For Leigh Ryan, moving to a new company after thirty-five years wasn’t the easiest decision. But after spending more than three decades in various branches of global law firm Paul Hastings, she felt it was time for a change. Now, as chief legal officer and chief compliance officer of omnichannel business services company Teleperformance, Ryan finds herself in a whole new corporate culture—it’s one she’s familiar with, but the transition still comes with its own unique challenges.
The decision to leave Paul Hastings was a difficult one for Ryan, who joined the firm right out of law school. Having worked at the firm as a summer clerk while studying law at Georgetown, she quickly accepted a full-time position in its LA office after graduation. A few years in, she found herself acting as a culture-setter for the firm as it opened new offices, first in New York, where she worked for more than fifteen years, then in San Diego, where she worked for more than twelve years.

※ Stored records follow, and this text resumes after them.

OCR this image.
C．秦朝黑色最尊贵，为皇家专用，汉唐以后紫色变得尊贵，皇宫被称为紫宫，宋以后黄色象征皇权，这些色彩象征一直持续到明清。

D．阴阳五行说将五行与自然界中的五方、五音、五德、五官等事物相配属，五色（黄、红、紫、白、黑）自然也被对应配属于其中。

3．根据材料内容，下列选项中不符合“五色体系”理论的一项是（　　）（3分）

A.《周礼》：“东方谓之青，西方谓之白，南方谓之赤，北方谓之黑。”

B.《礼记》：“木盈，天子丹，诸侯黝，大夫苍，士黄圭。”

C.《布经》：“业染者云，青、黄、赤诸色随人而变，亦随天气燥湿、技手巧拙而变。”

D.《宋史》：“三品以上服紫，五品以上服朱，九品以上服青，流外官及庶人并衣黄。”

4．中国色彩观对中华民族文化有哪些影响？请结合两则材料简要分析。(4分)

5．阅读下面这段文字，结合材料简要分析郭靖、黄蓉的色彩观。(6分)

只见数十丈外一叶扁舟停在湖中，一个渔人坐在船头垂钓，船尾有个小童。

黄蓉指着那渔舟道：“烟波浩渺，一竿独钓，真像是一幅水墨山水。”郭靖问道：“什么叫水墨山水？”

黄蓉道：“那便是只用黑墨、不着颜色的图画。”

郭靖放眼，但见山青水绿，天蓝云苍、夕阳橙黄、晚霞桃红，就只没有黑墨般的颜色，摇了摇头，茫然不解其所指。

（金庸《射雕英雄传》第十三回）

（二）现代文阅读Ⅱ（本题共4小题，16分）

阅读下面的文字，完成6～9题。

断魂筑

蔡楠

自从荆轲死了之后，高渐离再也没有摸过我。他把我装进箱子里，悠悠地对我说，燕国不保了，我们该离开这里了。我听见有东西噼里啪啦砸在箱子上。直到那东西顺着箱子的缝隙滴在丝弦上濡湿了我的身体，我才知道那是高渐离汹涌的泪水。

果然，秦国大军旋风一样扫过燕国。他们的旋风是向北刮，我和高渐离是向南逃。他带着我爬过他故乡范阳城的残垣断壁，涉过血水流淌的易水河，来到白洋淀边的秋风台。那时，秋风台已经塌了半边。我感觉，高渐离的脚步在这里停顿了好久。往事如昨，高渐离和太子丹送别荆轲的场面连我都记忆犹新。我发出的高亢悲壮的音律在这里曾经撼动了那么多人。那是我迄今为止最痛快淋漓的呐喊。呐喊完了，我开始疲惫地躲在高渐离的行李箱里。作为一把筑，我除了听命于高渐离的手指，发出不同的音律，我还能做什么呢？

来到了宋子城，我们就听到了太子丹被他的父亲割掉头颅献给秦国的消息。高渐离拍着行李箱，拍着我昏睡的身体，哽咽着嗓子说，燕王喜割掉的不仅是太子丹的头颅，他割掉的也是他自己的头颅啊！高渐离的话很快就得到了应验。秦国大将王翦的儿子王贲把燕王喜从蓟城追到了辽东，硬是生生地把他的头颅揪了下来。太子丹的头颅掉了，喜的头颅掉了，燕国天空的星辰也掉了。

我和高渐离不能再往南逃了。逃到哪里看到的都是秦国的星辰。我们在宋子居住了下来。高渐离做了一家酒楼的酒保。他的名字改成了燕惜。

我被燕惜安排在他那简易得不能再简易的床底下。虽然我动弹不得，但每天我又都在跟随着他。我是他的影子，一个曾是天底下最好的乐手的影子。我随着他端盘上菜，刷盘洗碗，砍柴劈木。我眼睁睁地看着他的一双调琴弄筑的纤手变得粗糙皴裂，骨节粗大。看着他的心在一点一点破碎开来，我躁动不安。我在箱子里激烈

Ryan was familiar with Teleperformance before she made the leap: at Paul Hastings she’d represented the company as primary outside counsel for more than twenty-five years. “I’d known them for a long time before I joined them,” she remarks. Founder, Chairman, and CEO Daniel Julien had broached the subject of bringing her in-house several times over the course of their working relationship, but it wasn’t until late 2015 that Ryan finally decided it was time to try something new. That rapport made it uniquely appealing for Ryan to move in-house: “I would never have left Paul Hastings for another law firm, nor any other client except Teleperformance, which I knew so well and had a strong, deep relationship with,” she explains.

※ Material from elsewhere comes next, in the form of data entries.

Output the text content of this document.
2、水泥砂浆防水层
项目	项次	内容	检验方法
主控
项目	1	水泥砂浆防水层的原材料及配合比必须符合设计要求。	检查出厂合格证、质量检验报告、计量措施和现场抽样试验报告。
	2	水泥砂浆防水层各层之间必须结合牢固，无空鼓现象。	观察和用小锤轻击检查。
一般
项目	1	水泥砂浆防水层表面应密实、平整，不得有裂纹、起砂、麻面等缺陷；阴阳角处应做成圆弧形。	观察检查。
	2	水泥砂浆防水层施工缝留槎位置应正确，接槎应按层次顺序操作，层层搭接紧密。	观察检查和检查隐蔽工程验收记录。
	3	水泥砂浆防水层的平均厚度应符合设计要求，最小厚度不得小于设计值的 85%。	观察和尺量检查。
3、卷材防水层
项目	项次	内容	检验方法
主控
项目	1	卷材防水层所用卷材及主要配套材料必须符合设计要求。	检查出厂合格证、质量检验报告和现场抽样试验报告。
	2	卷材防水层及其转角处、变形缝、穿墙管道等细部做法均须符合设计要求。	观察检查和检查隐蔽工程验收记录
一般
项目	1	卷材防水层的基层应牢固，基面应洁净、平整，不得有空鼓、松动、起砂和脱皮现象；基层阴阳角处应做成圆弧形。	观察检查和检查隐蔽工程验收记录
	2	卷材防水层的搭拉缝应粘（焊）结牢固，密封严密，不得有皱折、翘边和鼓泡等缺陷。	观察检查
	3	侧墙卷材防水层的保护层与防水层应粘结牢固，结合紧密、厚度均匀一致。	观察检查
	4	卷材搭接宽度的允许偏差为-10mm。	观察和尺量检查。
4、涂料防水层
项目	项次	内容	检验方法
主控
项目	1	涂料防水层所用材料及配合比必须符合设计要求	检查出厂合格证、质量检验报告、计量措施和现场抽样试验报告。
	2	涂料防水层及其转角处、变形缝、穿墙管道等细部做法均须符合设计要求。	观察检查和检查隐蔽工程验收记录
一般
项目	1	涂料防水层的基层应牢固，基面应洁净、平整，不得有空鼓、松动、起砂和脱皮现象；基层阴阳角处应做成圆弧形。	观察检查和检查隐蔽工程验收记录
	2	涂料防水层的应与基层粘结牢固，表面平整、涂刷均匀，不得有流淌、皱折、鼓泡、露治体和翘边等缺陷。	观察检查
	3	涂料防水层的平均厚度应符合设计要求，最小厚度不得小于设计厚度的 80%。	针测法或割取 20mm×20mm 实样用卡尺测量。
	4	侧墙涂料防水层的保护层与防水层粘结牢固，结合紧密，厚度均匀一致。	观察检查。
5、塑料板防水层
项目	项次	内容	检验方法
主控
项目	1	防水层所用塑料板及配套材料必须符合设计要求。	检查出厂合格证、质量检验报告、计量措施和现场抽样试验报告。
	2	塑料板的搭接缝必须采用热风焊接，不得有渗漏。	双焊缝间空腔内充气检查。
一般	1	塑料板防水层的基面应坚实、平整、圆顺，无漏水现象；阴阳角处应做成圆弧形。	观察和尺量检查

When she moved to Teleperformance in early 2016, Ryan found it tremendously exciting to be in a totally new corporate environment after decades in the client-based world of a big practice. “You get bombarded with information,” Ryan says. “Although I knew the company well, there was a lot of new information to master, myriad aspects of the company and its business that I wasn’t familiar with.”
This, for Ryan, speaks to the difference between outside and in-house counsel. With the former, you’re brought in to represent the company on significant matters for which they need special expertise. When you go in-house, she says, “you have to grasp all the inner workings of the company, not just the major deals.”
The culture change was also significant: Teleperformance has 330,000 employees in eighty countries around the world, all with varying levels of knowledge, seniority, and experience. To better familiarize herself with the company, Ryan spent much of her early days “asking a lot of people a lot of questions,” learning the intricacies of the business, its finances, and what major strategic decisions were coming up.
At the same time, she focused on bringing her own perspective from her time as outside counsel to her in-house team. One of her biggest priorities has been instilling the importance of specialization in her legal team: “As the world becomes more specialized, and we tailor our approaches to our clients to match that, it’s important that we, as lawyers, develop more vertical industry expertise,” she notes.
“As the world becomes more specialized, and we tailor our approaches to our clients to match that, it’s important that we, as lawyers, develop more vertical industry expertise.”
For instance, working with healthcare clients requires a lot of specialized expertise given the number of laws and regulations those clients must follow. Similarly, when working with banking and financial services clients, it is important for the legal team to be very knowledgeable about the regulatory environment in which those clients work. Ryan is also training her legal team to become more knowledgeable about the company’s proprietary intellectual property and how it is used in delivering services to clients. “There’s always room for improvement,” she remarks.
That push for improvement extends beyond her work at Teleperformance to the issue of gender representation in the legal field—one that Ryan feels particularly passionate about. As a woman who’s worked in law for more than three decades, she has seen tremendous progress and change when it comes to opportunities for female legal professionals. Along the way, she’s done her best to use her own experience and platform to promote gender equality in the legal field.
When Ryan first joined Paul Hastings in 1980, there were no female partners at the firm. “It was very much a male world,” she says. “There were very few role models for women [in law] when I first started.” Now, she’s glad to see progress for women in the legal profession, with more and more law firms throughout the country increasing the number of female partners and more of those women partners taking on leadership roles.
What turned the tide? In Ryan’s estimation, it came in the early 2000s with greater representation of women in in-house counsel positions: suddenly, outside firms had women as clients, which required those firms to adapt and include more women on teams working with in-house counsel. It’s a principle she adheres to in her current role; when working with outside counsel, she often insists that her external legal team include women. For encouraging female representation in her field, she says, “it’s certainly the best tool I have.”
Whether taking on the challenge of a new job track after thirty-five years in the business or advocating for opportunities for women in corporate law, Ryan certainly has her hands full. But with her experience and skill, not to mention her passion for gender equality, she’s found a way to make the most of her significant platform.